Когда я готовился к поступлению в Штаты, большой проблемой для меня было писать тексты, в которых надо было argue. Я не могу нормально перевести argue в этом контексте, звучит как-то коряво, - «спорить»? Я мог примерно перевести, но я не мог понять, чего от меня хотят.
Послушайте, студенту дают тему, на которую уже написаны десятки или сотни работ. Ни от кого не требуется говорить новое слово в компаративной политологии (или вообще в науке), все слова, которые можно было бы назвать новыми, уже давно сказаны и на их основе уже написаны все компиляции и интерпретации. Вместо этого от студента требуется, во-первых, собрать весь спектр оценок конкретного феномена, во-вторых, выделить во всем многообразии ключевые подходы, и наконец, их каким-то образом критически осмыслить. Все знают, что хорошее - хорошо, а мы сейчас на двух страницах напишем, почему хорошо, да не очень. То есть надо осмелиться сказать, что дядя Вася, конечно, старый профессор, и его классификация жанров журналистских текстов - ее все знают, но черт, ей же тридцать лет в обед, и там нет того и этого, и вообще, какая-то классификация жанров, может, хватит ерундой-то заниматься?

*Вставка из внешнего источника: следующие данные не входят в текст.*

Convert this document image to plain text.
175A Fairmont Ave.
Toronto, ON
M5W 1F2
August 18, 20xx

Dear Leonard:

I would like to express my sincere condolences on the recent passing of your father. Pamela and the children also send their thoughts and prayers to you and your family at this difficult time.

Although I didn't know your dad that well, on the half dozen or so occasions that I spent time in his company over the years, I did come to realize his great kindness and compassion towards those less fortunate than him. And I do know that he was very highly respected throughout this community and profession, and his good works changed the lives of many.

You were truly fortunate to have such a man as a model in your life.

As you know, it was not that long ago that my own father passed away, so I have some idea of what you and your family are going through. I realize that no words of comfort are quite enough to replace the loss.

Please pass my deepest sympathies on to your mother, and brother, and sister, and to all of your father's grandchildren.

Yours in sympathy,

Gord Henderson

Это и есть argue. Совершенно обезличенный, холодный подход. Та система убеждений, которая доминирует, и даже мне в общем-то нравится, - так вот, вот тут-то и тут-то она не работает, или слабая, или сомнительная. Может быть, ее автору (если он есть) стоило бы то-то и се-то. Но сам автор, конечно, молодец, потому что без него тут вообще не о чем было говорить.

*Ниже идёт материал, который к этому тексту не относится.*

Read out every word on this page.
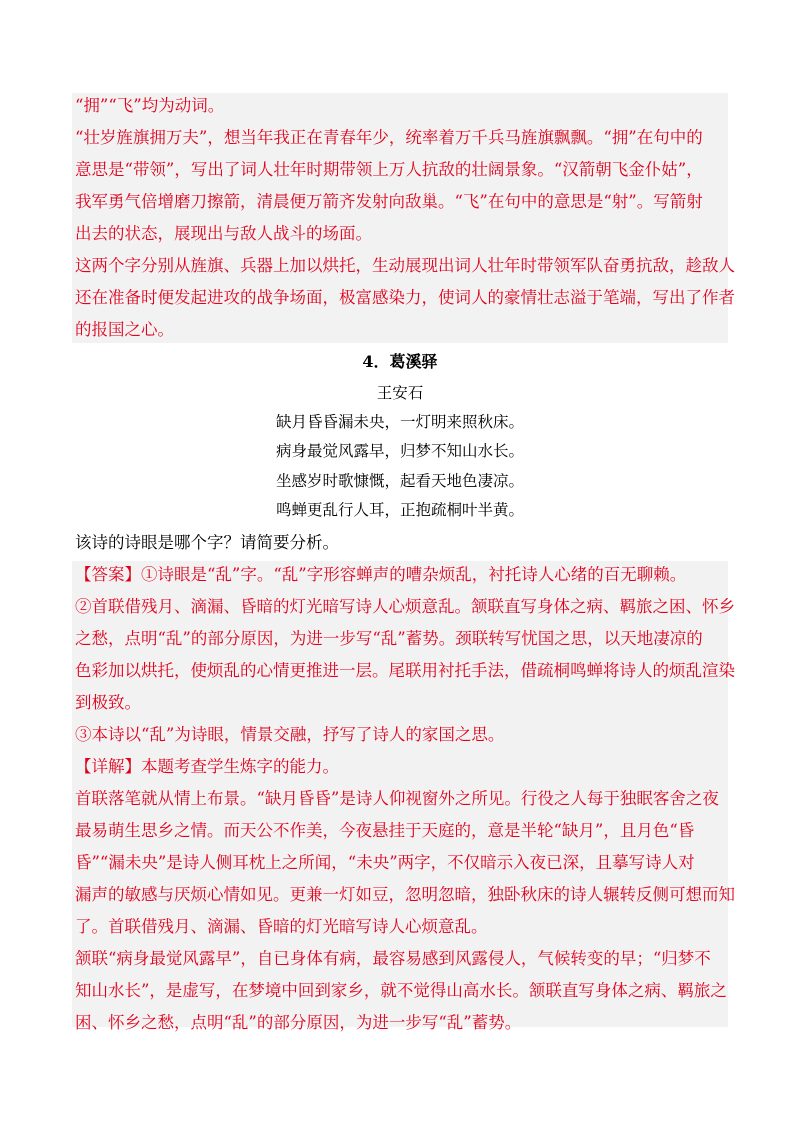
“拥”“飞”均为动词。
“壮岁旌旗拥万夫”，想当年我正在青春年少，统率着万千兵马旌旗飘飘。“拥”在句中的
意思是“带领”，写出了词人壮年时期带领上万人抗敌的壮阔景象。“汉箭朝飞金仆姑”，
我军勇气倍增磨刀擦箭，清晨便万箭齐发射向敌巢。“飞”在句中的意思是“射”。写箭射
出去的状态，展现出与敌人战斗的场面。
这两个字分别从旌旗、兵器上加以烘托，生动展现出词人壮年时带领军队奋勇抗敌，趁敌人
还在准备时便发起进攻的战争场面，极富感染力，使词人的豪情壮志溢于笔端，写出了作者
的报国之心。
4．葛溪驿
王安石
缺月昏昏漏未央，一灯明来照秋床。
病身最觉风露早，归梦不知山水长。
坐感岁时歌慷慨，起看天地色凄凉。
鸣蝉更乱行人耳，正抱疏桐叶半黄。
该诗的诗眼是哪个字？请简要分析。
【答案】①诗眼是“乱”字。“乱”字形容蝉声的嘈杂烦乱，衬托诗人心绪的百无聊赖。
②首联借残月、滴漏、昏暗的灯光暗写诗人心烦意乱。颔联直写身体之病、羁旅之困、怀乡
之愁，点明“乱”的部分原因，为进一步写“乱”蓄势。颈联转写忧国之思，以天地凄凉的
色彩加以烘托，使烦乱的心情更推进一层。尾联用衬托手法，借疏桐鸣蝉将诗人的烦乱渲染
到极致。
③本诗以“乱”为诗眼，情景交融，抒写了诗人的家国之思。
【详解】本题考查学生炼字的能力。
首联落笔就从情上布景。“缺月昏昏”是诗人仰视窗外之所见。行役之人每于独眠客舍之夜
最易萌生思乡之情。而天公不作美，今夜悬挂于天庭的，意是半轮“缺月”，且月色“昏
昏”“漏未央”是诗人侧耳枕上之所闻，“未央”两字，不仅暗示入夜已深，且摹写诗人对
漏声的敏感与厌烦心情如见。更兼一灯如豆，忽明忽暗，独卧秋床的诗人辗转反侧可想而知
了。首联借残月、滴漏、昏暗的灯光暗写诗人心烦意乱。
颔联“病身最觉风露早”，自已身体有病，最容易感到风露侵人，气候转变的早；“归梦不
知山水长”，是虚写，在梦境中回到家乡，就不觉得山高水长。颔联直写身体之病、羁旅之
困、怀乡之愁，点明“乱”的部分原因，为进一步写“乱”蓄势。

Я часто веду себя асоциально и грубо, и как-то раз на журфаке, на семинаре по дисциплине «Методы создания художественного образа» не утерпел и сказал, что методы создания художественного образа в публицистике - вопиющая херня, которой невозможно научить, а лучше дать человеку подшивку Роста и пусть сидит и читает. На зачете мне поставили неуд, и я кое-как дотянул до четверки, но я никого не виню, Роман Жолудь и Ануш Давтян - прекрасные педагоги и даже добрые люди, просто так все у нас устроено: вот вам методы, заучите их, и будет хорошая цифра в дипломе.
Поэтому у нас Родион Раскольников - молодой рефлексирующий бунтарь, а не шизоидный нерукопожатный мудак, такой же как и Достоевский. Эти сестры, которые «В Москву, в Москву», - они страдающие хрупкие натуры, а не больные одинокие бабы, которые на дерево лезут от безделья. Салтыков-Щедрин - едкий сатирик русской действительности, а не брехливый хрен, который вместо своих вонючих афоризмов у себя в уезде хоть бы школу построил для крестьян, просто так. Федор Сологуб - новатор формы и революционер содержания, а не психически нездоровый, опасный человек.

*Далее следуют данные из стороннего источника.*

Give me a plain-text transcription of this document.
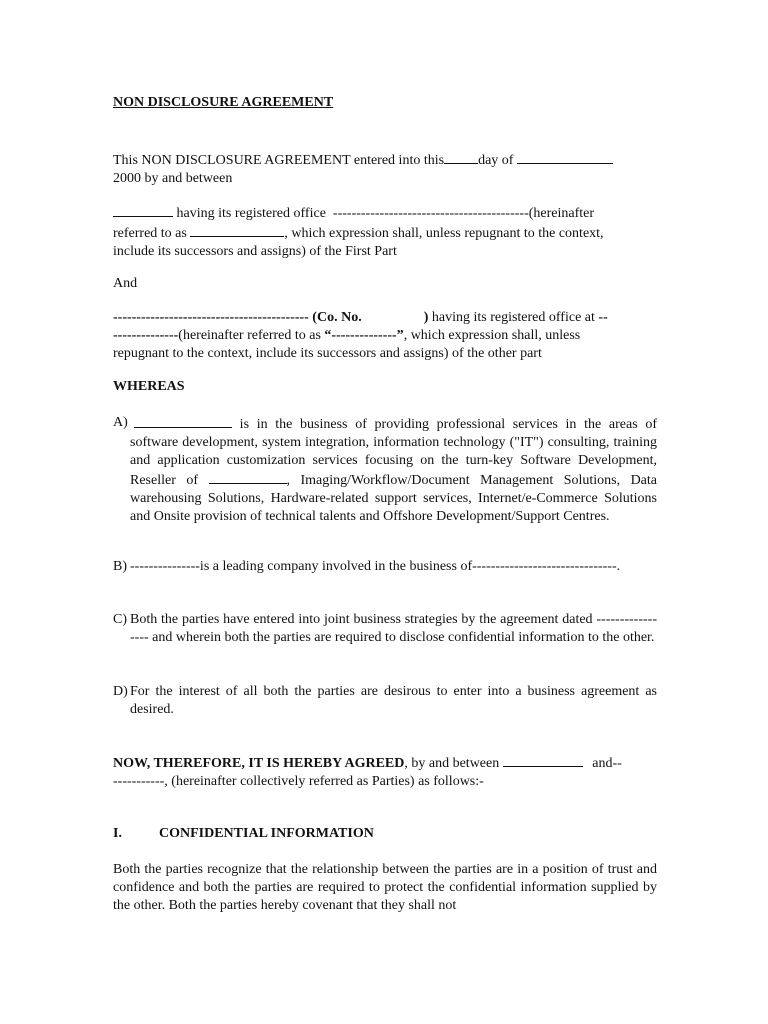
NON DISCLOSURE AGREEMENT
This NON DISCLOSURE AGREEMENT entered into this day of
2000 by and between
having its registered office ------------------------------------------(hereinafter
referred to as	, which expression shall, unless repugnant to the context,
include its successors and assigns) of the First Part
And
------------------------------------------ (Co. No.	) having its registered office at --
--------------(hereinafter referred to as “--------------”, which expression shall, unless
repugnant to the context, include its successors and assigns) of the other part
WHEREAS
A)	is in the business of providing professional services in the areas of software development, system integration, information technology ("IT") consulting, training and application customization services focusing on the turn-key Software Development, Reseller of	, Imaging/Workflow/Document Management Solutions, Data warehousing Solutions, Hardware-related support services, Internet/e-Commerce Solutions and Onsite provision of technical talents and Offshore Development/Support Centres.
B) ---------------is a leading company involved in the business of-------------------------------.
C) Both the parties have entered into joint business strategies by the agreement dated ----------------- and wherein both the parties are required to disclose confidential information to the other.
D) For the interest of all both the parties are desirous to enter into a business agreement as desired.
NOW, THEREFORE, IT IS HEREBY AGREED, by and between	and--
-----------, (hereinafter collectively referred as Parties) as follows:-
I.	CONFIDENTIAL INFORMATION
Both the parties recognize that the relationship between the parties are in a position of trust and confidence and both the parties are required to protect the confidential information supplied by the other. Both the parties hereby covenant that they shall not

Вчера мы были с Настей на марше «Весна», и толпа чуваков с черно-оранжевыми флагами нам орали, что мы предатели, чтобы уезжали из России, ну и еще разные другие вещи про американскую валюту. То есть мышление таких людей настолько тотально, настолько импотентно, настолько не умеет видеть в цивилизованной критике позитивное ядро, что это переходит все границы.
Ты либо аплодируешь Путину за Крым и носишь его портрет в туалет для сеансов лечебной мастурбации, либо уезжаешь из страны, потому что в этой стране Путин. Всё, тумблер в третье положение не умеет. Сознание 3-летнего мальчика, которому либо все, что он захочет, либо в истерику.
Да и не в одних полосатых казаках-дебилах дело. В политической плоскости интерпретаторы получаются либо разлива Дмитрия Киселева, либо типа Ксении Лариной, то есть с однозначной и предсказуемой трактовкой любых анализируемых явлений. У пресс-секретаря Алексея Навального Анны Ведуты так же нельзя было спросить, пиратит ли Навальный кино с торрентов, как нельзя спросить у пресс-секретаря Владимира Путина Дмитрия Пескова, не подсовывают ли Путину подгузники в брюки, чтобы он выдержал 4-часовой ТВ-марафон с электоратом.
Второстепенны оценки и трактовки, первостепенна возможность свободно их давать.
Первостепенна возможность argue. Которой нет.